Growers cultivated the tuber on 2.32 lakh hectares this time, the highest in a decade and up 12 per cent year-on-year, according to preliminary estimates by the Department of Agricultural Extension (DAE).
"This shows farmers respond when they get good prices," said DAE Director General Md Abdul Muyeed.
Onion prices, which usually hover between Tk 20-40 a kg throughout the year, escalated to Tk 250 a kilogram in Dhaka soon after India slapped a ban on shipment in September last year amid a dearth in domestic yield.
Bangladesh's annual onion production has remained steady at 17-18 lakh tonnes for four years through fiscal 2018-19 against the demand for 24 lakh tonnes.

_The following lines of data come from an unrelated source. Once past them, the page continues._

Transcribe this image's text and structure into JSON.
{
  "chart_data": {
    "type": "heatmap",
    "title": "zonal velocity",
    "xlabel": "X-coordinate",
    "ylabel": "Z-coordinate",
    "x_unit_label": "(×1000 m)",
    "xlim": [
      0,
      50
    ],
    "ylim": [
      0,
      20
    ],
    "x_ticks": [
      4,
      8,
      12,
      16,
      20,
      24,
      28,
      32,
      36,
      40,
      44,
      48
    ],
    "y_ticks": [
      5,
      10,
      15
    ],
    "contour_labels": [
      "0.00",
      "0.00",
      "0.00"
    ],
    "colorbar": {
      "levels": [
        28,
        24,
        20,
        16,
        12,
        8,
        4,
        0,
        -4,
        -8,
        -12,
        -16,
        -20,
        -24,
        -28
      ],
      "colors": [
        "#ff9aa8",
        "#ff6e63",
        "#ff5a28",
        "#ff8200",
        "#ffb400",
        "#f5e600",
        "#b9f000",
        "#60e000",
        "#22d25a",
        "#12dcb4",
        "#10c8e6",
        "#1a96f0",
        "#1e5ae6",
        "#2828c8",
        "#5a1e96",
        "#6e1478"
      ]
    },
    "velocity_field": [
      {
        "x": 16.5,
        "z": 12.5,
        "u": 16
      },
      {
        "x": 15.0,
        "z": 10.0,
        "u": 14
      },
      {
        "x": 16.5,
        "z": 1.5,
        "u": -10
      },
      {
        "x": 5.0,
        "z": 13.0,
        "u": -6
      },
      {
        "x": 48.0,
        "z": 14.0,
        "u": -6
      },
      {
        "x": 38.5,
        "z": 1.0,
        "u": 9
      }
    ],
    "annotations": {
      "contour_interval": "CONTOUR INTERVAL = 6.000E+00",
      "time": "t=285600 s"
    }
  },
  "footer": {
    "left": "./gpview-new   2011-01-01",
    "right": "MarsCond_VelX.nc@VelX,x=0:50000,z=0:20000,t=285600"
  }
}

The country imports 10-11 lakh tonnes of onion to plug the shortfall that also comprises post-harvest losses.
"We have a target to become self-sufficient in onion production in three years' time. We will increase both coverage and yields. We have taken initiatives to promote cultivation of summer onions," Muyeed said.
Onions are sown between October and early December and harvested between late April and mid-June the next year.
"We expanded plantation this year," said Saiful Islam, a farmer from Sujanagar in the northwest district of Pabna, one of the major onion-producing districts.
The crop is looking good and yields are likely to be high if weather remains favourable, said Gobinda Saha, an onion trader and stockist in the central district of Rajbari, another main onion-producing region.
Pabna, Faridpur and Rajbari account for half the total onion production and the scope for further expansion of acreage is narrow there, said Shailendra Nath Mozumder, principal scientific officer at the Spice Research Centre in Bogura under the Bangladesh Agricultural Research Institute.
Onion cultivation is rising in some new districts such as Gopalganj, Madaripur, Shariatpur, Natore, Rajshahi, Chapainawabganj and Manikganj, he said.
Cultivation did not jump as expected as farmers are still sceptical about getting better prices, Mozumder said, adding that growers suffered losses in the past due to low prices in the peak harvesting season as imported onion also kept coming.
The bulb was selling for Tk 70-110 per kg yesterday in Dhaka markets, up from Tk 20-25 a year earlier, according to the Trading Corporation of Bangladesh.
The onion-sowing area would have been higher than reported had there been enough supply of seeds, Muyeed said, adding that bumping of production of seeds will be looked into.